PETALING JAYA: Sime Darby Bhd (Sime) reported net profit from continuing operations of RM1.29 billion for the nine-month period ended March 31, 2025 (9M25), a growth of 9.9% from the previous corresponding period.

The improved performance was mainly attributable to the higher contribution from the UMW division and a higher one-off gain on disposal of Malaysia Vision Valley land, despite lower profits from the industrial and motors divisions.

The group’s revenue for the nine months increased by 8.2% to RM52.3 billion, compared with RM48.3 billion in the previous financial year.

For the third quarter ended March 31, 2025 (Q3’25), net profit saw a decrease to RM193 million, while revenue was down by 13.4% at RM16.3 billion.

During the quarter under review, the industrial division recorded lower profit before interest and tax (PBIT) of RM221 million, mainly due to reduced profits from the division’s operations in Australasia. Profits In Australasia were impacted by a currency-related parts price adjustment, unfavourable weather conditions and a weaker Australian dollar against the ringgit.
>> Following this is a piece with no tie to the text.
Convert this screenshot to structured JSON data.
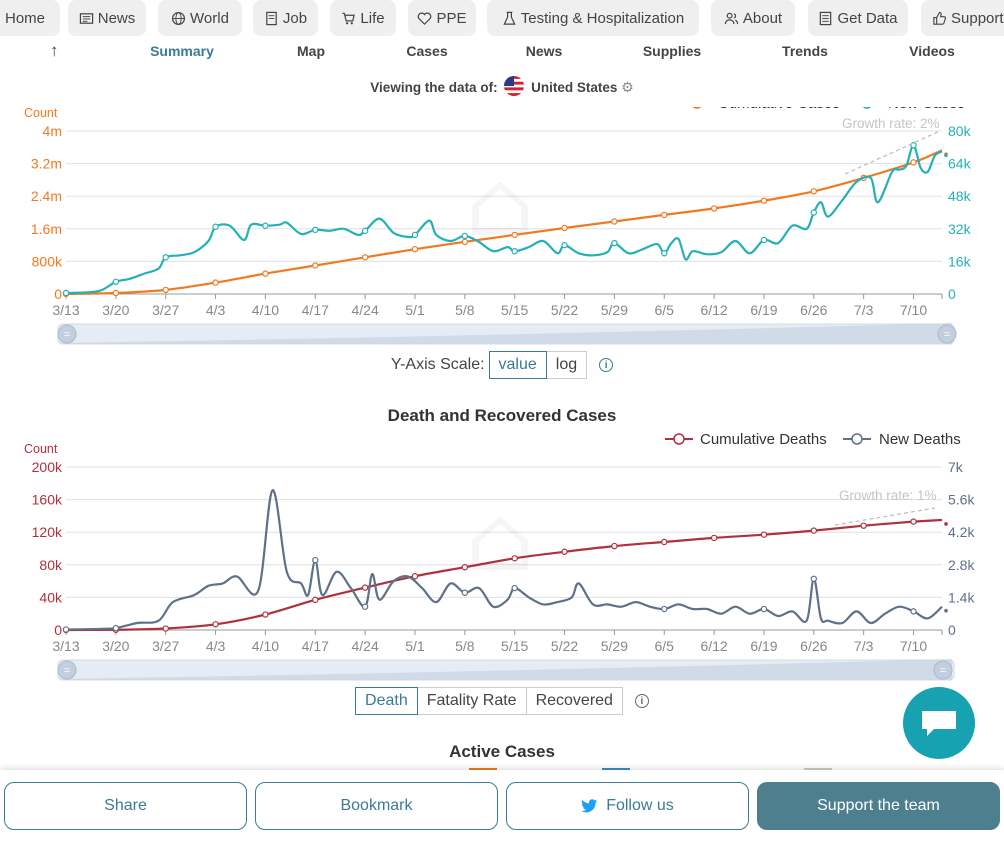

The motors division reported a reduced PBIT of RM114 million in Q3’25, attributed to lower vehicle sales in most markets, as well as increased competition.

For the UMW division, PBIT for the quarter under review was largely contributed by the division’s automotive business, particularly higher Perodua sales. However, the division saw a decline in PBIT to RM194 million as a result of competitive market conditions.

Sime Group CEO Datuk Jeffri Salim Davidson said, “We continue to face external headwinds, particularly in the motors division with ongoing economic uncertainty and the rise of Chinese automotive brands increasingly dominating the market. The consumer segment remains challenging amid the continuing price war and industry overproduction in China.”

For the UMW division, he added, Toyota and Perodua continue to perform well in Malaysia.

“Despite the impact of the currency-related parts price adjustment, the long-term prospects for our industrial division remain positive on the back of robust mining demand,” he said, adding that, across the group, they remain focused on cost discipline, efficient inventory management and operational agility to navigate the current environment.

“As a result of our efforts, the reduction in inventories has resulted in a RM1.7 billion improvement to our operating cash flow for the nine months ended 31 March 2025. While the current landscape is undoubtedly tough, our operating cash flow is positive and our balance sheet is strong, underpinned by sustained revenue. These are fundamentals that will see us through during these choppy waters,” said Jeffri.